How would you rate Drupal for support, as in the response of their team, and the helpfulness of available resources online?
4 - We are one firm and we are responsive and support our clients. Most Drupal shops do that. There might be some that don’t. That’s the challenge of being an opensource project versus Adobe or something where there is a profit motive and they have a support system that has a budget and an 800 number for all Adobe clients. Drupal doesn’t have that. You’re beholden to the Drupal agency that you picked which knocks the quality from a 5 to a 4 because you can’t guarantee that everybody is going to support the same way.
How likely are you to recommend Drupal to a friend or colleague?

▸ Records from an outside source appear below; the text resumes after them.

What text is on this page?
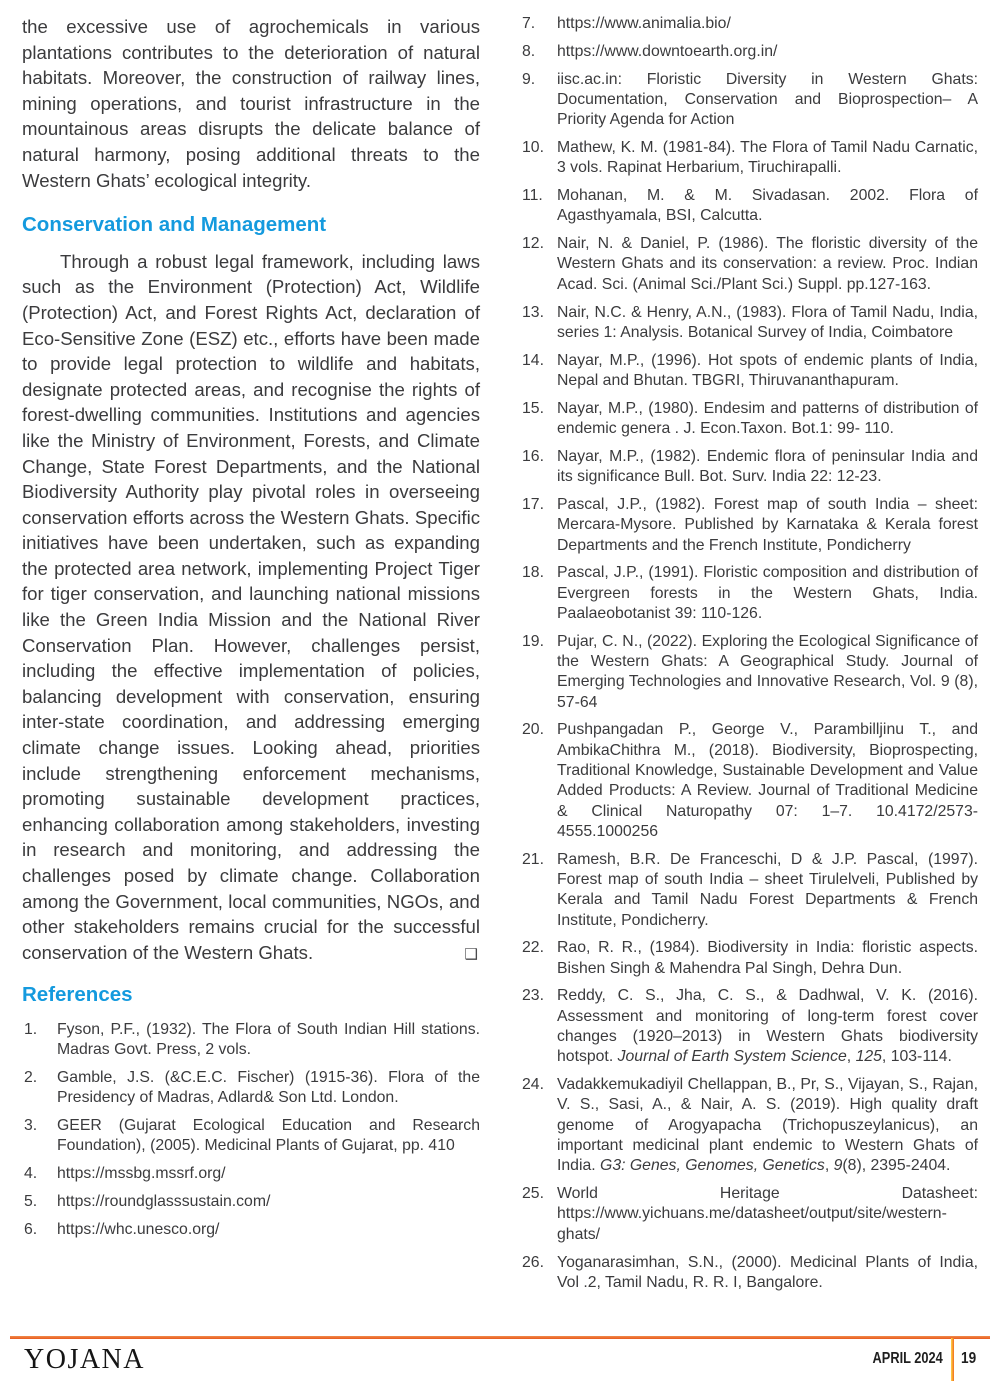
the excessive use of agrochemicals in various plantations contributes to the deterioration of natural habitats. Moreover, the construction of railway lines, mining operations, and tourist infrastructure in the mountainous areas disrupts the delicate balance of natural harmony, posing additional threats to the Western Ghats’ ecological integrity.

Conservation and Management
Through a robust legal framework, including laws such as the Environment (Protection) Act, Wildlife (Protection) Act, and Forest Rights Act, declaration of Eco-Sensitive Zone (ESZ) etc., efforts have been made to provide legal protection to wildlife and habitats, designate protected areas, and recognise the rights of forest-dwelling communities. Institutions and agencies like the Ministry of Environment, Forests, and Climate Change, State Forest Departments, and the National Biodiversity Authority play pivotal roles in overseeing conservation efforts across the Western Ghats. Specific initiatives have been undertaken, such as expanding the protected area network, implementing Project Tiger for tiger conservation, and launching national missions like the Green India Mission and the National River Conservation Plan. However, challenges persist, including the effective implementation of policies, balancing development with conservation, ensuring inter-state coordination, and addressing emerging climate change issues. Looking ahead, priorities include strengthening enforcement mechanisms, promoting sustainable development practices, enhancing collaboration among stakeholders, investing in research and monitoring, and addressing the challenges posed by climate change. Collaboration among the Government, local communities, NGOs, and other stakeholders remains crucial for the successful conservation of the Western Ghats.	❑
References
1. Fyson, P.F., (1932). The Flora of South Indian Hill stations. Madras Govt. Press, 2 vols.
2. Gamble, J.S. (&C.E.C. Fischer) (1915-36). Flora of the Presidency of Madras, Adlard& Son Ltd. London.
3. GEER (Gujarat Ecological Education and Research Foundation), (2005). Medicinal Plants of Gujarat, pp. 410
4. https://mssbg.mssrf.org/
5. https://roundglasssustain.com/
6. https://whc.unesco.org/
7. https://www.animalia.bio/
8. https://www.downtoearth.org.in/
9. iisc.ac.in: Floristic Diversity in Western Ghats: Documentation, Conservation and Bioprospection– A Priority Agenda for Action
10. Mathew, K. M. (1981-84). The Flora of Tamil Nadu Carnatic, 3 vols. Rapinat Herbarium, Tiruchirapalli.
11. Mohanan, M. & M. Sivadasan. 2002. Flora of Agasthyamala, BSI, Calcutta.
12. Nair, N. & Daniel, P. (1986). The floristic diversity of the Western Ghats and its conservation: a review. Proc. Indian Acad. Sci. (Animal Sci./Plant Sci.) Suppl. pp.127-163.
13. Nair, N.C. & Henry, A.N., (1983). Flora of Tamil Nadu, India, series 1: Analysis. Botanical Survey of India, Coimbatore
14. Nayar, M.P., (1996). Hot spots of endemic plants of India, Nepal and Bhutan. TBGRI, Thiruvananthapuram.
15. Nayar, M.P., (1980). Endesim and patterns of distribution of endemic genera . J. Econ.Taxon. Bot.1: 99- 110.
16. Nayar, M.P., (1982). Endemic flora of peninsular India and its significance Bull. Bot. Surv. India 22: 12-23.
17. Pascal, J.P., (1982). Forest map of south India – sheet: Mercara-Mysore. Published by Karnataka & Kerala forest Departments and the French Institute, Pondicherry
18. Pascal, J.P., (1991). Floristic composition and distribution of Evergreen forests in the Western Ghats, India. Paalaeobotanist 39: 110-126.
19. Pujar, C. N., (2022). Exploring the Ecological Significance of the Western Ghats: A Geographical Study. Journal of Emerging Technologies and Innovative Research, Vol. 9 (8), 57-64
20. Pushpangadan P., George V., Parambilljinu T., and AmbikaChithra M., (2018). Biodiversity, Bioprospecting, Traditional Knowledge, Sustainable Development and Value Added Products: A Review. Journal of Traditional Medicine & Clinical Naturopathy 07: 1–7. 10.4172/2573-4555.1000256
21. Ramesh, B.R. De Franceschi, D & J.P. Pascal, (1997). Forest map of south India – sheet Tirulelveli, Published by Kerala and Tamil Nadu Forest Departments & French Institute, Pondicherry.
22. Rao, R. R., (1984). Biodiversity in India: floristic aspects. Bishen Singh & Mahendra Pal Singh, Dehra Dun.
23. Reddy, C. S., Jha, C. S., & Dadhwal, V. K. (2016). Assessment and monitoring of long-term forest cover changes (1920–2013) in Western Ghats biodiversity hotspot. Journal of Earth System Science, 125, 103-114.
24. Vadakkemukadiyil Chellappan, B., Pr, S., Vijayan, S., Rajan, V. S., Sasi, A., & Nair, A. S. (2019). High quality draft genome of Arogyapacha (Trichopuszeylanicus), an important medicinal plant endemic to Western Ghats of India. G3: Genes, Genomes, Genetics, 9(8), 2395-2404.
25. World Heritage Datasheet: https://www.yichuans.me/datasheet/output/site/western-ghats/
26. Yoganarasimhan, S.N., (2000). Medicinal Plants of India, Vol .2, Tamil Nadu, R. R. I, Bangalore.
YOJANA	APRIL 2024 19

5 - In the sales process, we tell our clients if WordPress would be more suited to them. We have some WordPress shops that we like and that provide good work that we refer business to all the time. We don’t try to turn WordPress clients into Drupal clients. For the right type of client, Drupal is a 5.
How would you rate Drupal for overall satisfaction?
5 - We started doing much better when focused on Drupal. It’s been about 10 years. Being able to follow in their wake and with companies like Acquia also coming aboard to lend commercial credibility to the opensource community, it’s been great for us and definitely a big part of our success.